Le Cameroun a toujours refusé de laisser les soldats nigérians poursuivre des membres de Boko Haram sur son sol, ce qui a été perçu comme de la complaisance à l’égard du mouvement islamiste. "Il faut respecter les frontières et cela peut quelquefois aller à l’encontre des opérations. C’est pour cela que nous sommes présents [à Paris]", a assuré le président nigérian. La question du "droit de poursuite" du Nigeria au Cameroun est sans doute l’une des clés du confinement de la menace Boko Haram dans le nord-est du Nigeria.
En faisant un pas vers ses voisins et vers les Occidentaux, Goodluck Jonathan a commis un "aveu de faiblesse" qui pourrait lui coûter sa place à la prochaine élection présidentielle, analyse Antoine Glaser, fondateur de "La Lettre du Continent". En apportant son aide au voisin nigérian, Paul Biya prend lui aussi des risques vis-à-vis de l'opinion publique, note le journaliste. "Dans l’ancien ‘pré-carré’ français, il n’y a pas plus nationalistes que les Camerounais. Idem dans l’autre sens pour les Nigérians", assure-t-il.

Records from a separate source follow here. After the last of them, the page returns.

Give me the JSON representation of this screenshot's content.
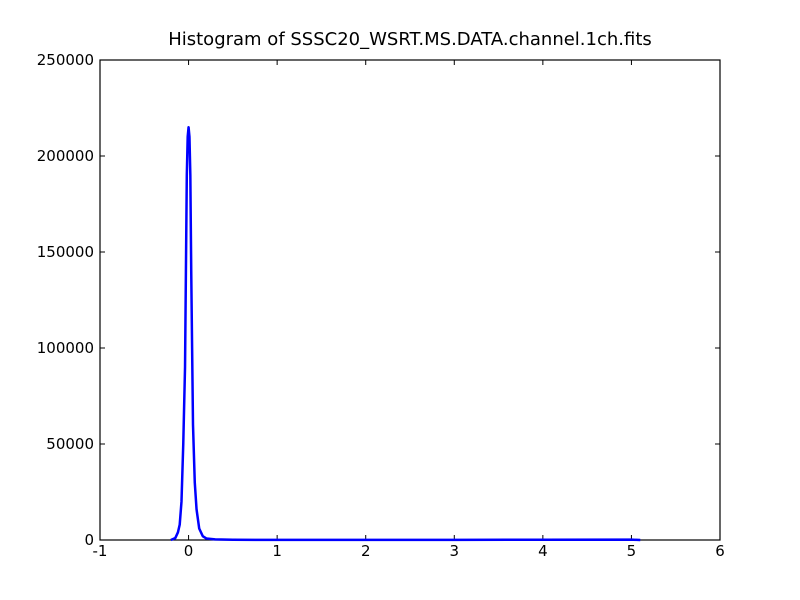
{
  "chart_data": {
    "type": "line",
    "title": "Histogram of SSSC20_WSRT.MS.DATA.channel.1ch.fits",
    "xlabel": "",
    "ylabel": "",
    "xlim": [
      -1,
      6
    ],
    "ylim": [
      0,
      250000
    ],
    "grid": false,
    "x_ticks": [
      -1,
      0,
      1,
      2,
      3,
      4,
      5,
      6
    ],
    "y_ticks": [
      0,
      50000,
      100000,
      150000,
      200000,
      250000
    ],
    "series": [
      {
        "color": "#0000ff",
        "points": [
          [
            -0.2,
            0
          ],
          [
            -0.15,
            1000
          ],
          [
            -0.12,
            4000
          ],
          [
            -0.1,
            8000
          ],
          [
            -0.08,
            20000
          ],
          [
            -0.06,
            50000
          ],
          [
            -0.04,
            90000
          ],
          [
            -0.03,
            140000
          ],
          [
            -0.02,
            190000
          ],
          [
            -0.01,
            210000
          ],
          [
            0.0,
            215000
          ],
          [
            0.01,
            210000
          ],
          [
            0.02,
            190000
          ],
          [
            0.03,
            140000
          ],
          [
            0.04,
            100000
          ],
          [
            0.05,
            60000
          ],
          [
            0.07,
            30000
          ],
          [
            0.09,
            16000
          ],
          [
            0.12,
            6000
          ],
          [
            0.16,
            2000
          ],
          [
            0.2,
            800
          ],
          [
            0.3,
            300
          ],
          [
            0.5,
            100
          ],
          [
            1.0,
            40
          ],
          [
            2.0,
            40
          ],
          [
            3.0,
            80
          ],
          [
            4.0,
            120
          ],
          [
            5.0,
            200
          ],
          [
            5.1,
            0
          ]
        ]
      }
    ]
  }
}
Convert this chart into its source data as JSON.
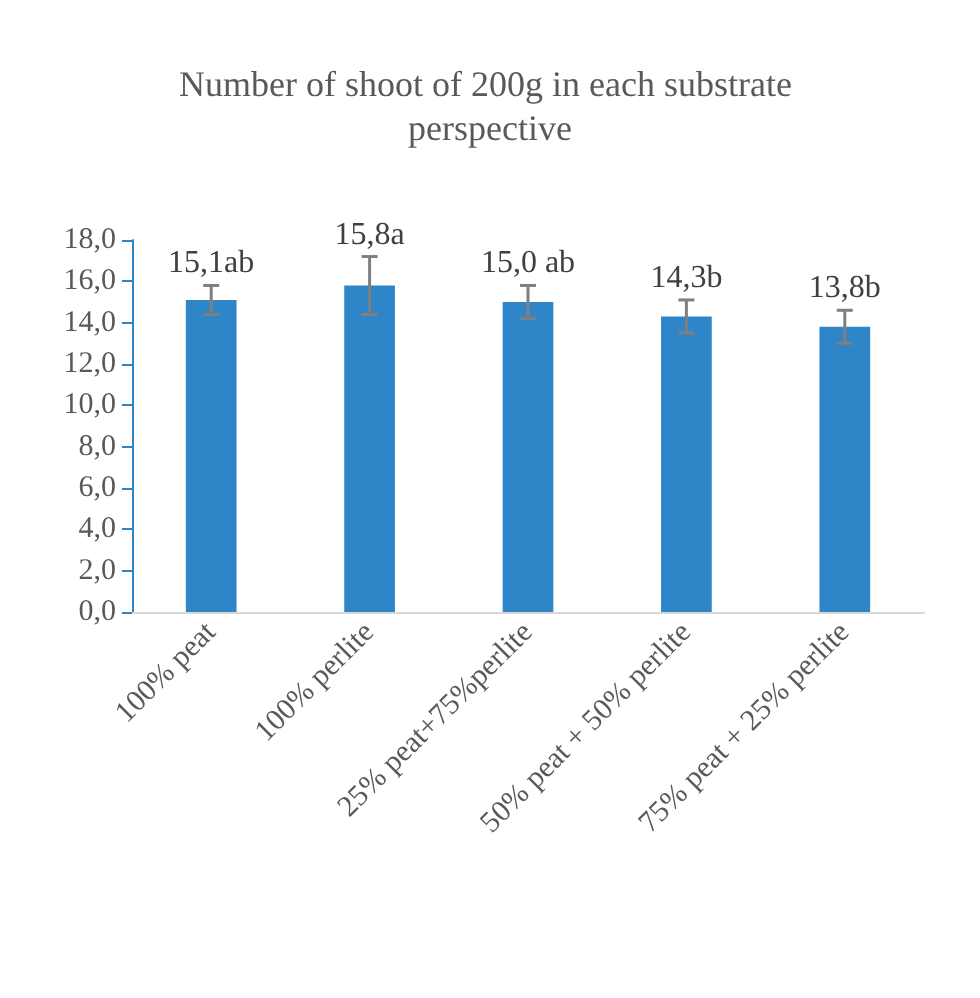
{
  "chart_data": {
    "type": "bar",
    "title": "Number of shoot of 200g in each substrate perspective",
    "categories": [
      "100% peat",
      "100% perlite",
      "25% peat+75%perlite",
      "50% peat + 50% perlite",
      "75% peat + 25% perlite"
    ],
    "values": [
      15.1,
      15.8,
      15.0,
      14.3,
      13.8
    ],
    "errors": [
      0.7,
      1.4,
      0.8,
      0.8,
      0.8
    ],
    "value_labels": [
      "15,1ab",
      "15,8a",
      "15,0 ab",
      "14,3b",
      "13,8b"
    ],
    "color": "#2e86c8",
    "ylim": [
      0,
      18
    ],
    "yticks": [
      {
        "value": 0,
        "label": "0,0"
      },
      {
        "value": 2,
        "label": "2,0"
      },
      {
        "value": 4,
        "label": "4,0"
      },
      {
        "value": 6,
        "label": "6,0"
      },
      {
        "value": 8,
        "label": "8,0"
      },
      {
        "value": 10,
        "label": "10,0"
      },
      {
        "value": 12,
        "label": "12,0"
      },
      {
        "value": 14,
        "label": "14,0"
      },
      {
        "value": 16,
        "label": "16,0"
      },
      {
        "value": 18,
        "label": "18,0"
      }
    ],
    "grid": false
  }
}
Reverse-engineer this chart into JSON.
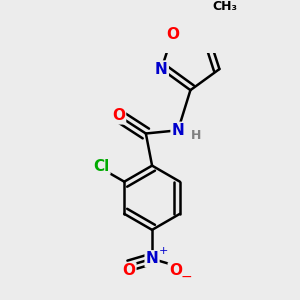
{
  "bg_color": "#ececec",
  "bond_color": "#000000",
  "bond_width": 1.8,
  "atom_colors": {
    "O": "#ff0000",
    "N": "#0000cc",
    "Cl": "#00aa00",
    "C": "#000000",
    "H": "#808080"
  },
  "font_size": 10,
  "fig_size": [
    3.0,
    3.0
  ],
  "dpi": 100
}
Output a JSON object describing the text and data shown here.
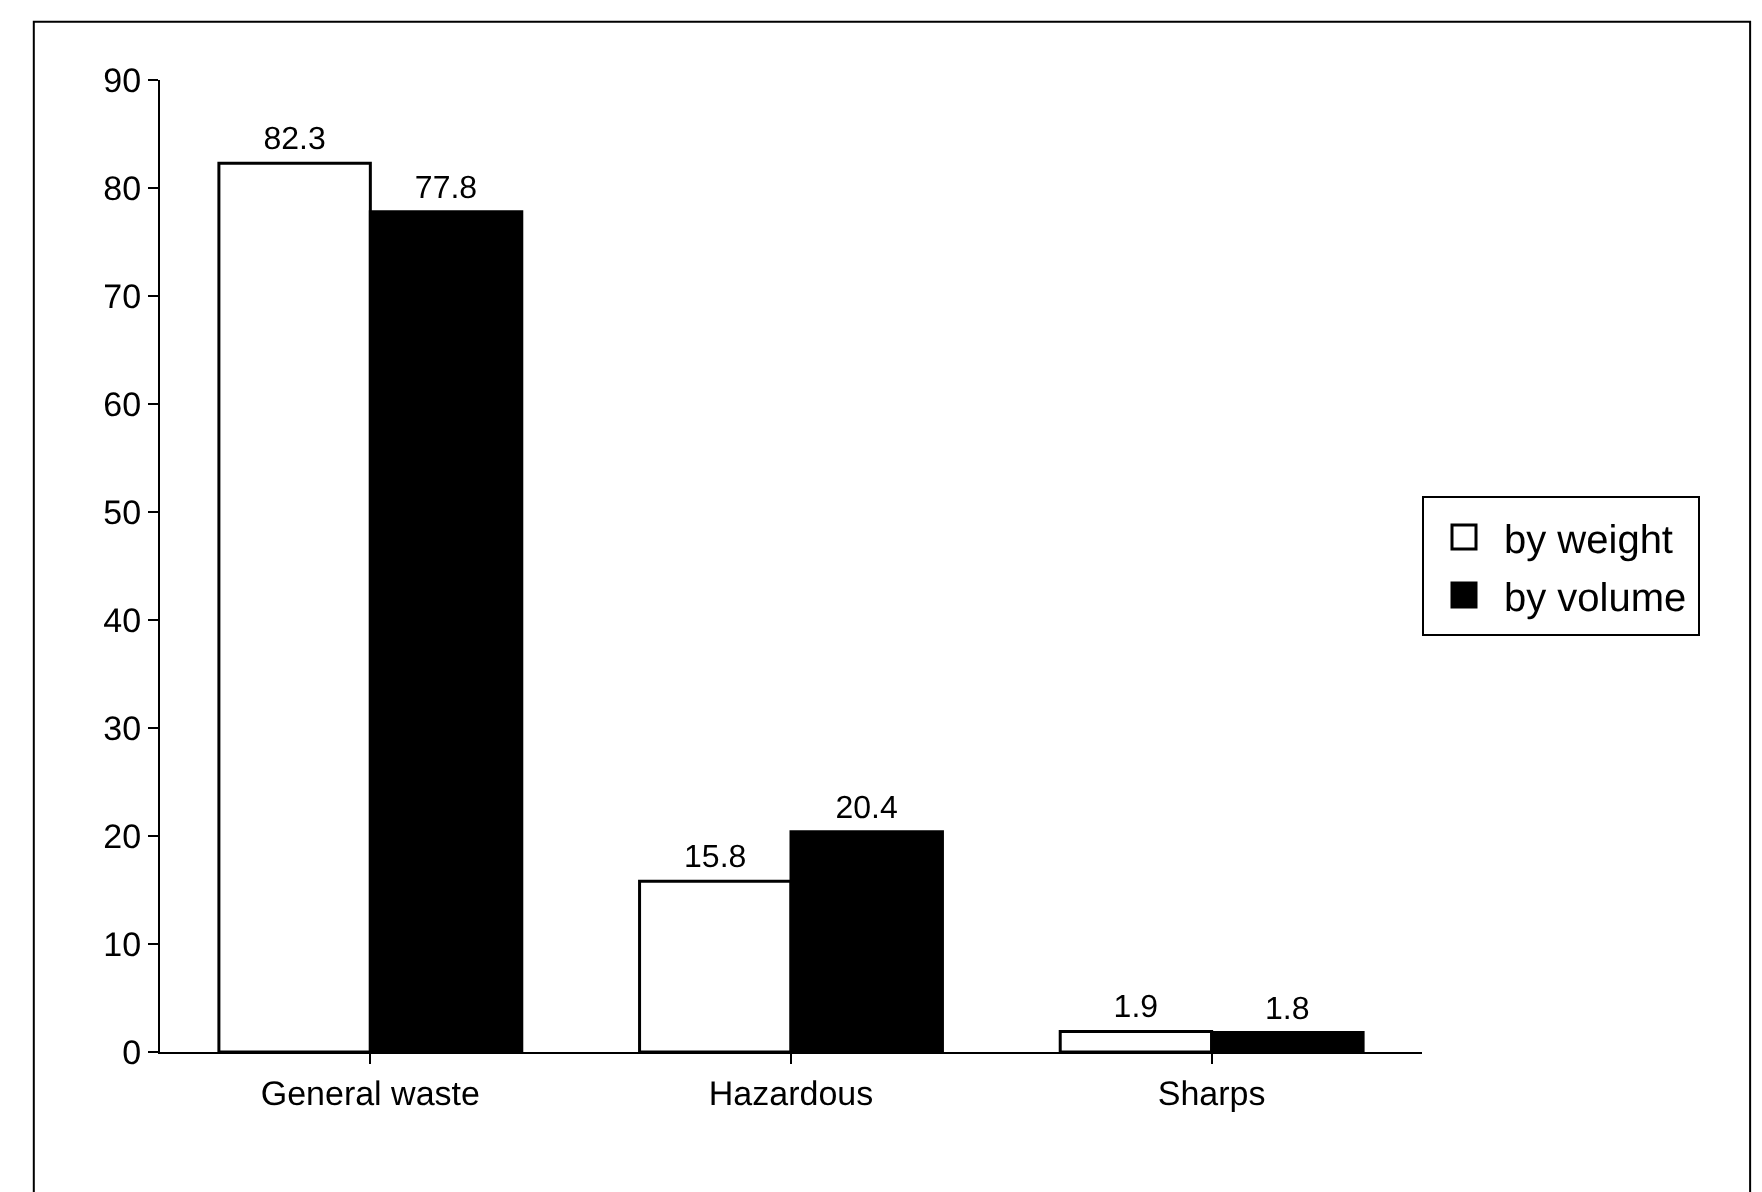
{
  "chart_data": {
    "type": "bar",
    "categories": [
      "General waste",
      "Hazardous",
      "Sharps"
    ],
    "series": [
      {
        "name": "by weight",
        "color": "#ffffff",
        "values": [
          82.3,
          15.8,
          1.9
        ]
      },
      {
        "name": "by volume",
        "color": "#000000",
        "values": [
          77.8,
          20.4,
          1.8
        ]
      }
    ],
    "ylim": [
      0,
      90
    ],
    "yticks": [
      0,
      10,
      20,
      30,
      40,
      50,
      60,
      70,
      80,
      90
    ],
    "data_labels": true,
    "legend": "right",
    "grid": false
  }
}
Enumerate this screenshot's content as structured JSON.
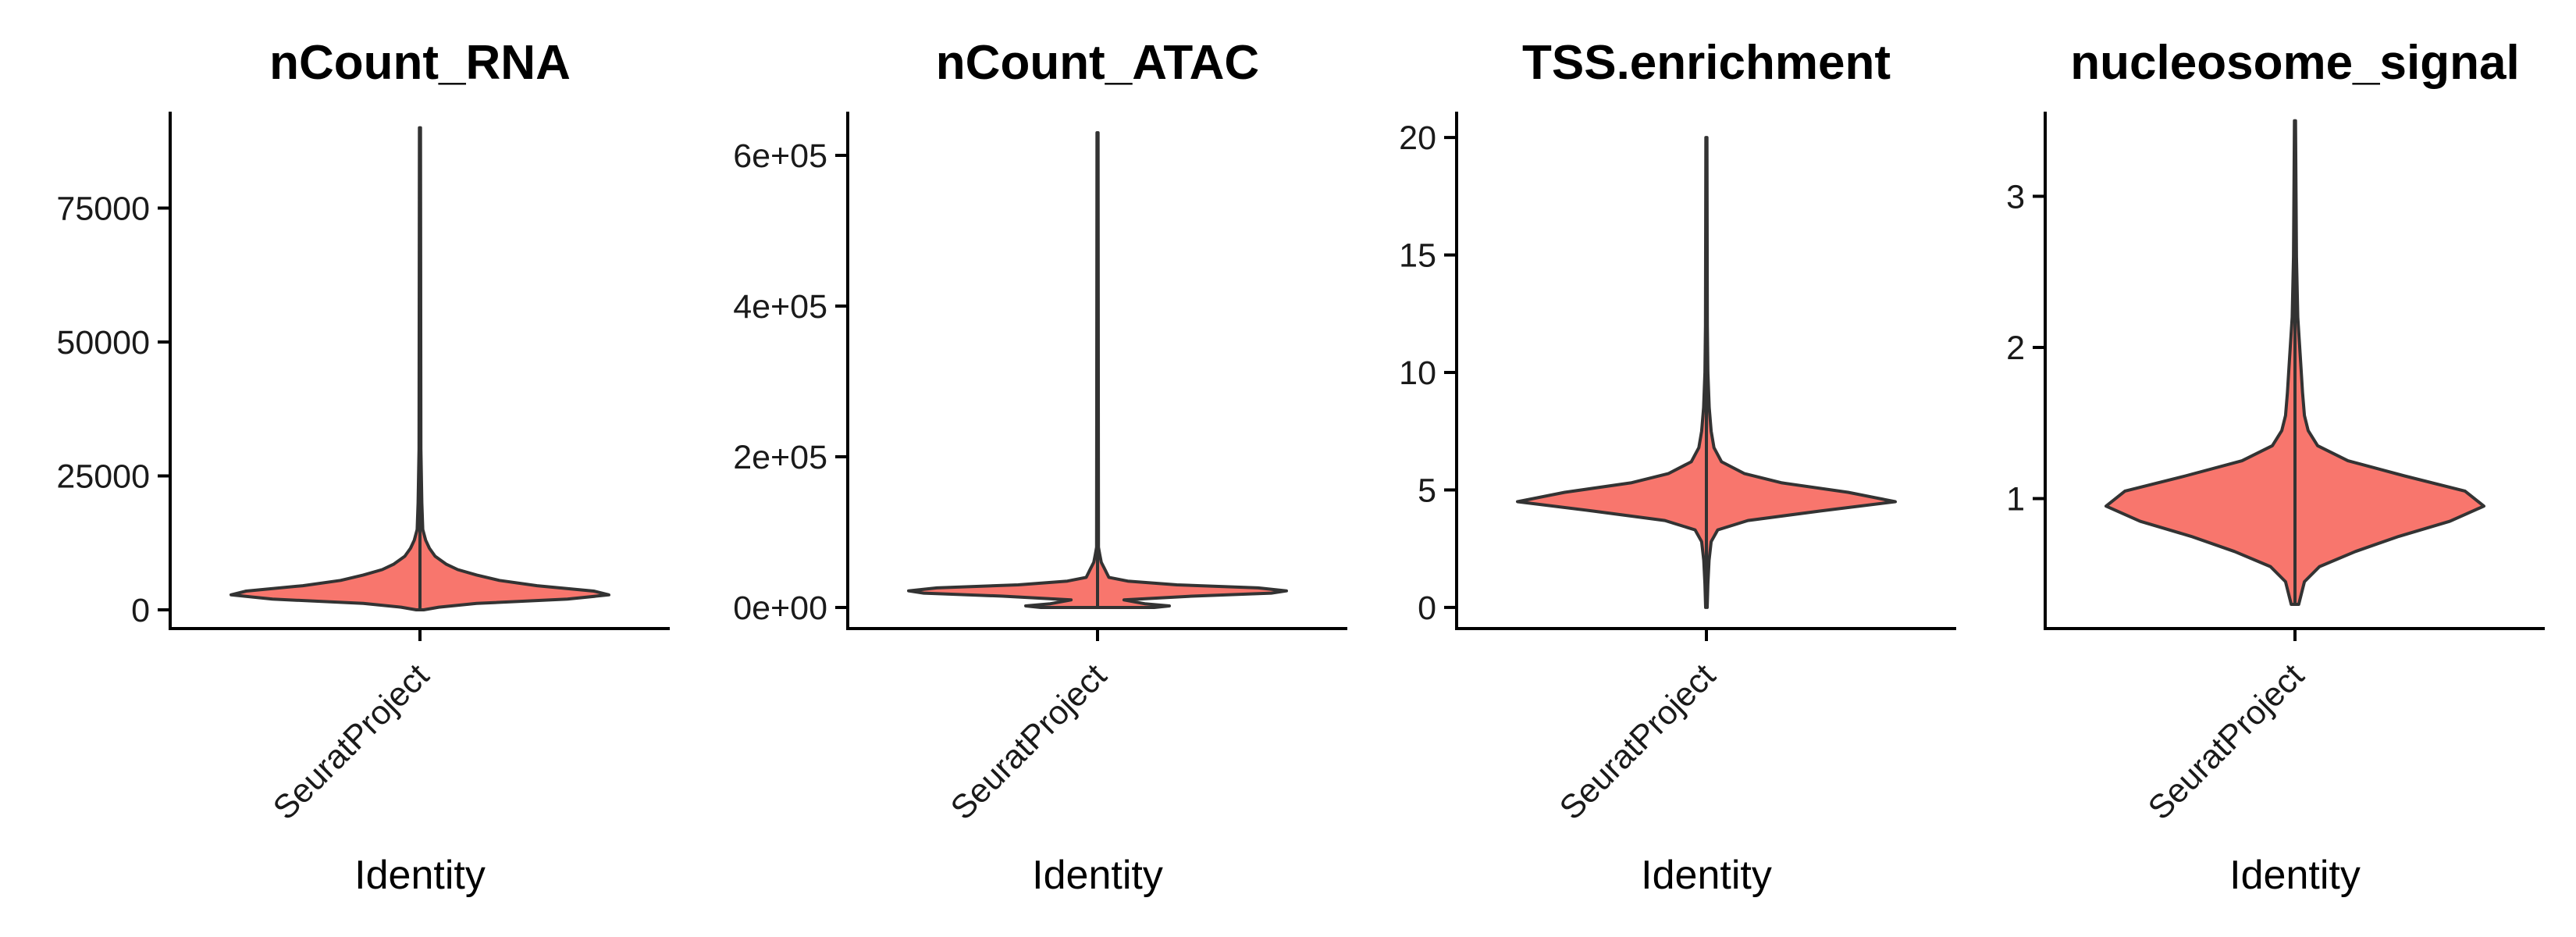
{
  "chart_data": [
    {
      "type": "violin",
      "title": "nCount_RNA",
      "xlabel": "Identity",
      "ylabel": "",
      "categories": [
        "SeuratProject"
      ],
      "yticks": [
        0,
        25000,
        50000,
        75000
      ],
      "ytick_labels": [
        "0",
        "25000",
        "50000",
        "75000"
      ],
      "ylim": [
        -3500,
        93000
      ],
      "fill": "#F8766D",
      "series": [
        {
          "category": "SeuratProject",
          "min": 0,
          "max": 90000,
          "density": [
            [
              0,
              0.02
            ],
            [
              500,
              0.1
            ],
            [
              1200,
              0.3
            ],
            [
              2000,
              0.78
            ],
            [
              2800,
              1.0
            ],
            [
              3500,
              0.92
            ],
            [
              4500,
              0.62
            ],
            [
              5500,
              0.42
            ],
            [
              6500,
              0.3
            ],
            [
              7500,
              0.2
            ],
            [
              8500,
              0.14
            ],
            [
              10000,
              0.08
            ],
            [
              11500,
              0.05
            ],
            [
              13000,
              0.03
            ],
            [
              15000,
              0.015
            ],
            [
              20000,
              0.01
            ],
            [
              30000,
              0.005
            ],
            [
              90000,
              0.003
            ]
          ]
        }
      ]
    },
    {
      "type": "violin",
      "title": "nCount_ATAC",
      "xlabel": "Identity",
      "ylabel": "",
      "categories": [
        "SeuratProject"
      ],
      "yticks": [
        0,
        200000,
        400000,
        600000
      ],
      "ytick_labels": [
        "0e+00",
        "2e+05",
        "4e+05",
        "6e+05"
      ],
      "ylim": [
        -28000,
        658000
      ],
      "fill": "#F8766D",
      "series": [
        {
          "category": "SeuratProject",
          "min": 0,
          "max": 630000,
          "density": [
            [
              0,
              0.3
            ],
            [
              2000,
              0.38
            ],
            [
              5000,
              0.25
            ],
            [
              10000,
              0.14
            ],
            [
              15000,
              0.5
            ],
            [
              19000,
              0.92
            ],
            [
              22000,
              1.0
            ],
            [
              26000,
              0.85
            ],
            [
              30000,
              0.42
            ],
            [
              35000,
              0.16
            ],
            [
              40000,
              0.06
            ],
            [
              45000,
              0.05
            ],
            [
              50000,
              0.04
            ],
            [
              60000,
              0.02
            ],
            [
              70000,
              0.012
            ],
            [
              80000,
              0.005
            ],
            [
              630000,
              0.003
            ]
          ]
        }
      ]
    },
    {
      "type": "violin",
      "title": "TSS.enrichment",
      "xlabel": "Identity",
      "ylabel": "",
      "categories": [
        "SeuratProject"
      ],
      "yticks": [
        0,
        5,
        10,
        15,
        20
      ],
      "ytick_labels": [
        "0",
        "5",
        "10",
        "15",
        "20"
      ],
      "ylim": [
        -0.9,
        21.1
      ],
      "fill": "#F8766D",
      "series": [
        {
          "category": "SeuratProject",
          "min": 0,
          "max": 20,
          "density": [
            [
              0,
              0.004
            ],
            [
              1,
              0.008
            ],
            [
              2,
              0.014
            ],
            [
              2.8,
              0.025
            ],
            [
              3.3,
              0.06
            ],
            [
              3.7,
              0.22
            ],
            [
              4.1,
              0.6
            ],
            [
              4.5,
              1.0
            ],
            [
              4.9,
              0.75
            ],
            [
              5.3,
              0.4
            ],
            [
              5.7,
              0.2
            ],
            [
              6.2,
              0.08
            ],
            [
              6.8,
              0.04
            ],
            [
              7.5,
              0.025
            ],
            [
              8.5,
              0.015
            ],
            [
              10,
              0.008
            ],
            [
              12,
              0.005
            ],
            [
              20,
              0.003
            ]
          ]
        }
      ]
    },
    {
      "type": "violin",
      "title": "nucleosome_signal",
      "xlabel": "Identity",
      "ylabel": "",
      "categories": [
        "SeuratProject"
      ],
      "yticks": [
        1,
        2,
        3
      ],
      "ytick_labels": [
        "1",
        "2",
        "3"
      ],
      "ylim": [
        0.14,
        3.56
      ],
      "fill": "#F8766D",
      "series": [
        {
          "category": "SeuratProject",
          "min": 0.3,
          "max": 3.5,
          "density": [
            [
              0.3,
              0.02
            ],
            [
              0.45,
              0.05
            ],
            [
              0.55,
              0.13
            ],
            [
              0.65,
              0.32
            ],
            [
              0.75,
              0.55
            ],
            [
              0.85,
              0.82
            ],
            [
              0.95,
              1.0
            ],
            [
              1.05,
              0.9
            ],
            [
              1.15,
              0.58
            ],
            [
              1.25,
              0.28
            ],
            [
              1.35,
              0.12
            ],
            [
              1.45,
              0.07
            ],
            [
              1.55,
              0.05
            ],
            [
              1.7,
              0.04
            ],
            [
              1.9,
              0.03
            ],
            [
              2.2,
              0.015
            ],
            [
              2.6,
              0.008
            ],
            [
              3.5,
              0.003
            ]
          ]
        }
      ]
    }
  ]
}
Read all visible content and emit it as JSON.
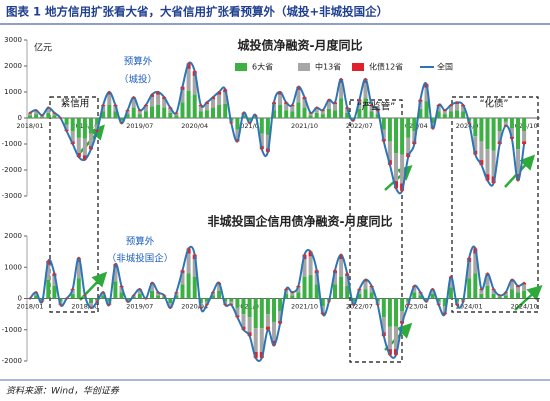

Si la seule rencontre entre Paul Biya et Goodluck Jonathan était une petite victoire symbolique du sommet de Paris, reste à savoir si ces déclarations vont se traduire par des actions de terrain. Le "plan global" pour lutter contre Boko Haram annoncé en clôture du sommet comprenait l’échange de renseignements, la coordination d’actions communes et le contrôle des frontières. Comme l'expliquait Jean-Baptiste Placca, journaliste à RFI, lors d'un débat sur le sujet : "Si le Nigeria et le Cameroun acceptent de coopérer, Boko Haram a du souci à se faire".